Le Palace strasb ourgeois

Malgré l’écueil de l’administration impériale, il y eut au moins deux autres réalisations importantes à Strasbourg dans les années 1910 : la première, le Palace, à l’initiative d’un exploitant alsacien, Albert Klein ; la deuxième, le Union Theater, par la puissante compagnie Projektions-AG Union (PAGU), première société anonyme de l’industrie cinématographique allemande (Gozillon-Fronsacq, 2003, p.93-95). Le Palace, inauguré fin 1910, paraît à plusieurs égards remarquable : c’était le premier cinéma « édifié » à Strasbourg, autrement dit, le premier édifice « construit » spécialement et exclusivement pour le cinématographe. Il se caractérisait, au plan architectural, par la répartition de ses 800 places en un parterre écorné à l’avant et deux galeries superposées en U. Les cinémas à double balcon étaient à cette époque rarissime aussi bien à Paris qu’à Berlin ; le premier exemple parisien de ce type, Lutetia Wagram, ne fut réalisé qu’en 1913, mais avec plus d’un millier de places. Cependant, ce n’est pas cette disposition, d’ailleurs récurrente dans les théâtres et music-halls, qui distinguait le Palace strasbourgeois, mais son ajustement au spectacle cinématographique. En effet, l’installation des escaliers de sortie des galeries à l’opposé de l’entrée avait permis de créer une salle traversante entre deux rues parallèles, et plus important encore, d’adapter le plan rectangulaire de la salle au champ visuel de l’écran en supprimant les sièges d’extrémité des premiers rangs ; ceux-là mêmes qui souffriraient d’une mauvaise vue oblique de l’écran et infligeraient, de plus, le torticolis aux spectateurs (Illustration 2).

Illustration 2

Une disposition similaire fut adoptée aux cinémas Marmorhaus et Bavaria de Berlin, édifiés tous deux, deux ans plus tard, le premier, par les architectes Scheibner et Eisenberg, le deuxième par Lesser et Karsten (Hänsel & Schmitt, 1995, pp. 53-54, 104) ; mais on n’en connaît pas d’équivalent à Paris. Si les baignoires et les loges latérales de balcon accusaient des emprunts au théâtre, plus ou moins inadéquats pour un cinéma, l’absence de scène donnait à la salle un aspect purement cinématographique. Elle rappelle, à cet égard, le cinéma Excelsior de Paris, conçu également en 1910, comptant le même nombre de places mais avec un seul balcon. À l’extérieur, le Palace déployait une façade à trois travées dont la centrale légèrement surélevée en gradins faisait penser à la fois aux pignons à redents alsaciens et aux frontons sculptés des cinémas parisiens. En effet, cette composition ressemble à celle typique des cinémas de la capitale à l’époque, encore que marquée ici d’une verticalité accentuée par des surfaces aveugles dépouillées et deux bandes vitrées élancées éclairant les escaliers latéraux ; ce qui donnait à l’édifice un aspect sensiblement plus moderne que les réalisations parisiennes contemporaines. (Illustration 3)

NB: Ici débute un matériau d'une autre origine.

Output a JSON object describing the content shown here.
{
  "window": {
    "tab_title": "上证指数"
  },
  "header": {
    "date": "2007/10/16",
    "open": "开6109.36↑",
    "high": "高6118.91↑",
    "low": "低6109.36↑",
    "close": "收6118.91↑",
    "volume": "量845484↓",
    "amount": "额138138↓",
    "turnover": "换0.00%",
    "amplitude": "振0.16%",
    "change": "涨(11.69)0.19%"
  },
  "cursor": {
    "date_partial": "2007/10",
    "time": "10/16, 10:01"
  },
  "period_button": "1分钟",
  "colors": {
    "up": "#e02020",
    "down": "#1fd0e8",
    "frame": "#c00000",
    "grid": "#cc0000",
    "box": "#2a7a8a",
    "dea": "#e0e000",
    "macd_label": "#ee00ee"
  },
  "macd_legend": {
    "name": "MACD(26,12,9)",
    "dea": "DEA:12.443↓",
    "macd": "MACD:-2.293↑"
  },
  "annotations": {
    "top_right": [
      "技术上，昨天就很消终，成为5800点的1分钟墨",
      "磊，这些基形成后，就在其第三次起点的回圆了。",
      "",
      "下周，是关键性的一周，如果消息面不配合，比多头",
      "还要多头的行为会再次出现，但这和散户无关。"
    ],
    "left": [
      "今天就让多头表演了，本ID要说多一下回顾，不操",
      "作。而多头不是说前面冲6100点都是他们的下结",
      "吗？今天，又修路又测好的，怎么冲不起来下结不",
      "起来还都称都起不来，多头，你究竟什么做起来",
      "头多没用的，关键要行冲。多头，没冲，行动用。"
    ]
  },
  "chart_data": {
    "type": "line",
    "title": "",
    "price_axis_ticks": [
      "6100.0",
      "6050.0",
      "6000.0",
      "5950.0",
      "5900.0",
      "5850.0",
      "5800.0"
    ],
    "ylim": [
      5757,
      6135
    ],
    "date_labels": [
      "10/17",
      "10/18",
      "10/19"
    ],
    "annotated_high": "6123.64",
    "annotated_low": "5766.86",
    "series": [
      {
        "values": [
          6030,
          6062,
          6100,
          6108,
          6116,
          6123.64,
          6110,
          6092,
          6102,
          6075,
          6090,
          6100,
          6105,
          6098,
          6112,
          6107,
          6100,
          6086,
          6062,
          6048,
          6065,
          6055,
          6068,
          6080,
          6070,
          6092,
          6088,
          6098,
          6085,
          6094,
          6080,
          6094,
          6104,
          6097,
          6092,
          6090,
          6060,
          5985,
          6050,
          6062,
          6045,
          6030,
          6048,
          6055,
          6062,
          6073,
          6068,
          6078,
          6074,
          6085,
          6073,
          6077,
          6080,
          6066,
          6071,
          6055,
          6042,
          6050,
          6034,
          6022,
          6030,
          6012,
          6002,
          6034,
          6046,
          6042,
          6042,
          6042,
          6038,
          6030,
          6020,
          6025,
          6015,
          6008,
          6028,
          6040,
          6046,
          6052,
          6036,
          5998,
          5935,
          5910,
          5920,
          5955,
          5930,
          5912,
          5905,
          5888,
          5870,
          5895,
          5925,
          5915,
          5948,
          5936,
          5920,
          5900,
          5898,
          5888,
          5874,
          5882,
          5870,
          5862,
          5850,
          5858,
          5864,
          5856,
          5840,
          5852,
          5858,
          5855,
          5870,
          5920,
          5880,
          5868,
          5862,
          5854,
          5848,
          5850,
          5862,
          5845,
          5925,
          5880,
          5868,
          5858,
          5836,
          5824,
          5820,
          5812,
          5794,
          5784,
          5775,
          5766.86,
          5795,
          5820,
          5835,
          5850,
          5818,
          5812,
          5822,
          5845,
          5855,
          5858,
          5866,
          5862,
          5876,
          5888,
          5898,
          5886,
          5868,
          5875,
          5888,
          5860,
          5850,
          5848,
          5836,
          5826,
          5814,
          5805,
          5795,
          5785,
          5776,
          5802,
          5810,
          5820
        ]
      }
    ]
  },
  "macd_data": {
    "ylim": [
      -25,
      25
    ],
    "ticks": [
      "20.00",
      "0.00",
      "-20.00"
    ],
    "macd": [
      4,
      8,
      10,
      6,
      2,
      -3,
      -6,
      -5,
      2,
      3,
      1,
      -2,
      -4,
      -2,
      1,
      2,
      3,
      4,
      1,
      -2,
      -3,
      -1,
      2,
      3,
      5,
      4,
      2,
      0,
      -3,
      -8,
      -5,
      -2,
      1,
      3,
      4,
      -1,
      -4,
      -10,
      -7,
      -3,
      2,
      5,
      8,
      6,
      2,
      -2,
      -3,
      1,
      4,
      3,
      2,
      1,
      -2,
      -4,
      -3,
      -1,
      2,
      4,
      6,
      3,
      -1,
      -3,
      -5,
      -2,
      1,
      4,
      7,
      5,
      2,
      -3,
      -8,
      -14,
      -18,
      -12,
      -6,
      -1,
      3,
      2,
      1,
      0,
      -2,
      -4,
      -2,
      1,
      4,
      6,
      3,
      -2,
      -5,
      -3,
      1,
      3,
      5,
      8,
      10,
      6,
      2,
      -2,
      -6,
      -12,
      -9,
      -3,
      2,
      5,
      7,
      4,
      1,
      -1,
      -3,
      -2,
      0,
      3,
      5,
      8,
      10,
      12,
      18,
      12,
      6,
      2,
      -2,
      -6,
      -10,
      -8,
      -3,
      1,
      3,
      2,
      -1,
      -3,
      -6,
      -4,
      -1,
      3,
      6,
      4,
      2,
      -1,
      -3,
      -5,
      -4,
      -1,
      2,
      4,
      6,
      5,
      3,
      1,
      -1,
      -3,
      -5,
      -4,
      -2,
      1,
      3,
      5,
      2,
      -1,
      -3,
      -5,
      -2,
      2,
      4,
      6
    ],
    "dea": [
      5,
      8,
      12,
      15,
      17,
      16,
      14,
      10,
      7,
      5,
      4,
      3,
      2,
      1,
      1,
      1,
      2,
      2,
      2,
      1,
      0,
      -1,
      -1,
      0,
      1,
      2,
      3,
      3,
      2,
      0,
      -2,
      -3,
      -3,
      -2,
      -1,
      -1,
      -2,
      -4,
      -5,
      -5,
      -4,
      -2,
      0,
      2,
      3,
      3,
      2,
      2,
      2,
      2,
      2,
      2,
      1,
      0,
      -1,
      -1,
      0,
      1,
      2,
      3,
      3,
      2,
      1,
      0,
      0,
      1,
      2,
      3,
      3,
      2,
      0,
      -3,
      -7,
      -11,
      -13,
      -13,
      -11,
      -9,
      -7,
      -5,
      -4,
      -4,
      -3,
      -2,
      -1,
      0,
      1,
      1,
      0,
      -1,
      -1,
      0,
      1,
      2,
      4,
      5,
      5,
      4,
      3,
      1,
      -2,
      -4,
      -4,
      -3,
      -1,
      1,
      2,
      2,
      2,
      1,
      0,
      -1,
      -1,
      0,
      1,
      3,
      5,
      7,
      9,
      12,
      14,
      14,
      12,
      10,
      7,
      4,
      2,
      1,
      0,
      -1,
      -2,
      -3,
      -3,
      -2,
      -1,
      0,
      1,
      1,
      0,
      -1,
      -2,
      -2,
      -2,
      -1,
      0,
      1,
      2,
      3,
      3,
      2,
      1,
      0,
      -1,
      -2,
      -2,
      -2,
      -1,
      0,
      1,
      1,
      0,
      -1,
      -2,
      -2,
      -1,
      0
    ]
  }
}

Ce premier grand cinéma de Strasbourg est l’oeuvre de deux architectes alsaciens de la génération née sous l’Empire allemand, David Falk et Emil Wolff (AVCUS : 720 MW 36). Tous deux avaient vraisemblablement étudié à l’École impériale technique de Strasbourg fondée en 1875 sur le modèle des Technische Hochschule allemandes réputées pour leur enseignement davantage technique qu’esthétique en matière d’architecture (Weber, 2013). Or, sur les plans du Palace, il ne transparaît de leur formation supposée techniciste que l’usage du béton armé notamment pour les planchers et les galeries ; ce qui semble, en tout cas, précoce par rapport à Paris où le premier cinéma construit partiellement en béton armé, l’Artistic Cinéma Pathé, fut réalisé en 1912 par l’architecte Marcel Oudin. L’usage de ce matériau a ainsi permis de construire, à Strasbourg quelques années avant la capitale française, une salle en double galerie superposée sans recours au point d’appui interposé.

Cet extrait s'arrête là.